Snake Pass (Switch eShop) Review
Every now and then I see someone unfamiliar with games play something like Mario. They get frustrated, upset and the controls are just too much for them to handle. When you grow up with games so hardwired into your brain, it’s hard to relate to a situation like this, games come naturally. The controller is second nature to us. It’s to the point where we might not even realise we’re even pushing buttons – like breathing air, really. For the very first time since I was a child, Snake Pass has reminded me what it’s like to be unfamiliar with video games.

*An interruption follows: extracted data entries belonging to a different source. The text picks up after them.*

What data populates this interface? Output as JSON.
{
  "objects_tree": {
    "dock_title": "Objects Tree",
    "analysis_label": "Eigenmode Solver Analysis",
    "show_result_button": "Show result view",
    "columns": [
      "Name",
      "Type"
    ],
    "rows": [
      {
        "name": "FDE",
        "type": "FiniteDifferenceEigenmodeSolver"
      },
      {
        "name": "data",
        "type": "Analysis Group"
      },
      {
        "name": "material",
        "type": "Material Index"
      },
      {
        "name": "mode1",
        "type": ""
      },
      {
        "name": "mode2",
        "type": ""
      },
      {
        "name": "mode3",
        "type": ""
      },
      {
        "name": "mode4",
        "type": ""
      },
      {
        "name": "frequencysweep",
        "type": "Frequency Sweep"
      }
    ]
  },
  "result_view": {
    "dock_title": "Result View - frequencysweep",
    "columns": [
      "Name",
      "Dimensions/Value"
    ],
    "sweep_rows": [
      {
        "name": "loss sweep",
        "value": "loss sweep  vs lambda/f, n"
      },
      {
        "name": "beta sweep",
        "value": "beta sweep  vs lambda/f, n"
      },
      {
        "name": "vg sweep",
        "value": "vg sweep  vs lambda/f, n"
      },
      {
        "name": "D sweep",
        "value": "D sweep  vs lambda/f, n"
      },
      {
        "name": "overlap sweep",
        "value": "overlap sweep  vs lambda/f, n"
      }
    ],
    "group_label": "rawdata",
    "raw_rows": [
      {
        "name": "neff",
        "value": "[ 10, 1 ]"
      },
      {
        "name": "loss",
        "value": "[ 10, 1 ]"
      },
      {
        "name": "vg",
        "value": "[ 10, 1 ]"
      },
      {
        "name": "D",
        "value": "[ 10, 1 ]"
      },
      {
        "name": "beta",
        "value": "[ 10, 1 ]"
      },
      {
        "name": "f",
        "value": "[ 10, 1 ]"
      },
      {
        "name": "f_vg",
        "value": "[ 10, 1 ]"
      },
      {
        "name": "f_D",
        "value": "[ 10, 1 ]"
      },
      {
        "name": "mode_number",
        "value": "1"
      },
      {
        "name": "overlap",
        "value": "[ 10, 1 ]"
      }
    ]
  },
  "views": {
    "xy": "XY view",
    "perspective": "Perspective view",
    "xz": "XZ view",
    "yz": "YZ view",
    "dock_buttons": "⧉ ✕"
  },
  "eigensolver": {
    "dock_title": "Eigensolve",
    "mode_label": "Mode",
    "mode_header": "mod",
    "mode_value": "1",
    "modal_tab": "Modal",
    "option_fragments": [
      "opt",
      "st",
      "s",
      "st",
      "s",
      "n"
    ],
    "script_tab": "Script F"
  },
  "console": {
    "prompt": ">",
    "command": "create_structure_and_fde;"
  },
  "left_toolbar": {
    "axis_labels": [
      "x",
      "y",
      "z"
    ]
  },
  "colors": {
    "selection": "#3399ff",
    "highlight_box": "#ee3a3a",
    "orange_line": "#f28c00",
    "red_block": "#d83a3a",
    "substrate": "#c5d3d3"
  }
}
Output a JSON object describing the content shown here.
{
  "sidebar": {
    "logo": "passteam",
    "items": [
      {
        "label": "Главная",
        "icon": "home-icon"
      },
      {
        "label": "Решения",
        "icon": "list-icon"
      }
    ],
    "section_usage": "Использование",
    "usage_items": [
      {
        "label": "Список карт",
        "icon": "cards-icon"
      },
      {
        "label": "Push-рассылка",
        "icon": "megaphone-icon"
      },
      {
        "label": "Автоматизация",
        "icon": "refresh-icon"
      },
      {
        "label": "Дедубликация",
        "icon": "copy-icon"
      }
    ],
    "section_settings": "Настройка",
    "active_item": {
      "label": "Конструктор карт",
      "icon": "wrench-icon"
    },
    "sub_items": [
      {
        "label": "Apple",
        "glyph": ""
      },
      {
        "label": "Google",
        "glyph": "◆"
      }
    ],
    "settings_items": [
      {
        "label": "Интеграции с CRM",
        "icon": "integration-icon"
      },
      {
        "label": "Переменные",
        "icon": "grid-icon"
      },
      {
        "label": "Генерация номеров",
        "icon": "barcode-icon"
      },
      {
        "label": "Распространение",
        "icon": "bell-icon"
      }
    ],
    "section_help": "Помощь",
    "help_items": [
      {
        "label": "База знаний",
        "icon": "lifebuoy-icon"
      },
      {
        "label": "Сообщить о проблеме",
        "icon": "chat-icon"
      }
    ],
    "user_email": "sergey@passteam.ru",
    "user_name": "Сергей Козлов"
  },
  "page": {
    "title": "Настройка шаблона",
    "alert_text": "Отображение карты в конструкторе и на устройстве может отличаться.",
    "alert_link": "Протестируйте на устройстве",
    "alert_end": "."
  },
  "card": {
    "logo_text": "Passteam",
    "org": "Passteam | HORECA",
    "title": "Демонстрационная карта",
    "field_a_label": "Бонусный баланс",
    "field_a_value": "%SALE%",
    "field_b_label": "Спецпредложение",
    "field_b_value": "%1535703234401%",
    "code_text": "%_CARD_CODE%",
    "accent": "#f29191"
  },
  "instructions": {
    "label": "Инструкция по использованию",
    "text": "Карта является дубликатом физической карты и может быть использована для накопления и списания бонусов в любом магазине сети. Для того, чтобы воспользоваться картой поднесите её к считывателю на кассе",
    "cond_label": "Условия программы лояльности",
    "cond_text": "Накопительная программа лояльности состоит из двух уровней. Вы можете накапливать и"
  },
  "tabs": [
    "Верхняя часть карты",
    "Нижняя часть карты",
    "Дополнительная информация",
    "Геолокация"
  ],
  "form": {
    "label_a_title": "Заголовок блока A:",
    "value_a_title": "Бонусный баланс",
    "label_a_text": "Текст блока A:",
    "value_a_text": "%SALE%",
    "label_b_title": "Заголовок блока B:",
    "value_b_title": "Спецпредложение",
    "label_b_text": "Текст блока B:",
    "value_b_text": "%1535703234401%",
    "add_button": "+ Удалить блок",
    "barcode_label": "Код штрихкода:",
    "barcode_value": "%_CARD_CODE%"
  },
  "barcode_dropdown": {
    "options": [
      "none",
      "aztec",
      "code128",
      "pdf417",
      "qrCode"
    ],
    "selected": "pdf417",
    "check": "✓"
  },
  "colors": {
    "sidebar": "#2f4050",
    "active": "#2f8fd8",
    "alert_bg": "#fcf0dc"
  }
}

Have you ever played QWOP? QWOP is a PC browser game where you control a marathon runner as they make their way through their running track. You control the runner’s thighs and calves with four buttons on the keyboard. Q, W, O and P. That game made me angry. It made everyone angry. Snake Pass kind of reminds me of that game. Snake Pass made me mad too. Furious, even. The difference is – Snake Pass’ intention isn’t to upset you. It’s only infuriating because it’s so unique, but once you have the hang of it – you’ll find yourself hooked.
Rather than most games where you’ll find yourself controlling your character with the left joystick while moving the camera with the right one, in Snake Pass you control the protagonist, Noodle, with the ZR button while the left joystick simply turns their direction. Think something along the lines of a racing game. The catch is, the only way to get moving at a reasonable pace is to slither them left and right – you know, like a snake.
After getting used to the controls, it can unfortunately still be a bit of a mixed bag. When at its best, the game feels great. Navigating Noodle around bamboo shoots is a puzzle in itself and can feel tense but exciting. Easily reaching the top of a structure you might’ve been struggling with initially is incredibly satisfying. However, at its worst, the game can feel unresponsive and poorly thought out. On more than a few occasions did movement crawl to a halt for seemingly no reason, even while slithering side to side. Being able to adjust the camera sensitivity would’ve also been welcome as the default setting goes at a snail’s pace.
It’s annoying trying to pan the camera around to get a better angle on an obstacle you might be attempting to pass, only to have Noodle fall to their death because you couldn’t see what was happening. On that note, tight corridors and enclosed spaces are some of the environments’ biggest weaknesses. I found myself fighting against the camera nearly every single time just to see what in the world was going on! All of this really kills a lot of momentum and at times makes exploring through the levels feel like a little more of a chore than it should be.
There are 15 levels across 4 worlds to trek through. That might come off as a small amount, but you actually spend quite a substantial amount of time in each one. This is especially the case if you decide to go for all the collectables the game has to offer, which each stage is sprawling with. In each level, there are 3 gems, 20 bubbles and 5 coins with the difficulty of each in that respective order. In the early levels, collecting everything is fairly straight forward. It really only starts to open up from the second world onwards, but not necessarily in the best way.
With collectathon style games, trying to grab every goodie usually feels satisfying and rewarding; I can’t say the same with my experience here. For the majority of Snake Pass I attempted to find every little collectable along the way, but ultimately it was a lot more fun just not worrying about any of that. Since the pace of the game moves so slowly, getting to the end of a level after thinking you did a good job thoroughly combing the area – only to realise you’re missing a coin or two is frustrating. You’ll have to backtrack really slowly through an expansive area with little to no clue on where you might’ve not checked.
Purging the drive to take it that far surprisingly makes for a much more enjoyable overall experience. When not thinking about the optional knickknacks, exploration feels more natural and relaxed. This is when it gets a lot easier to appreciate and take in the fun playgrounds Sumo Digital has crafted. It’s honestly a shame that trying to collect everything on your first playthrough can potentially kill experiencing that sense of wonder.
Aesthetically, the game is a marvel. Each of the worlds is beautifully detailed and filled with small touches that really makes everything come to life. Things like insects flying off when you get close to them or dewdrops falling on nearby drums is really neat, and only made me more pumped to see what the next world would be like. When complemented with David Wise’s breath-taking and memorable soundtrack, Snake Pass’ world becomes something truly unforgettable. Also, Noodle is super adorable. You can change their facial expressions with the D-Pad. How cute is that?
Despite all my complaints, if you’re even remotely interested – I still implore you to give Snake Pass a go. The reason behind all my nit-picking is simply because I liked this game so much. From the sprawling environments to the unique control scheme – it all wraps up to be a rather interesting experience that shouldn’t be missed.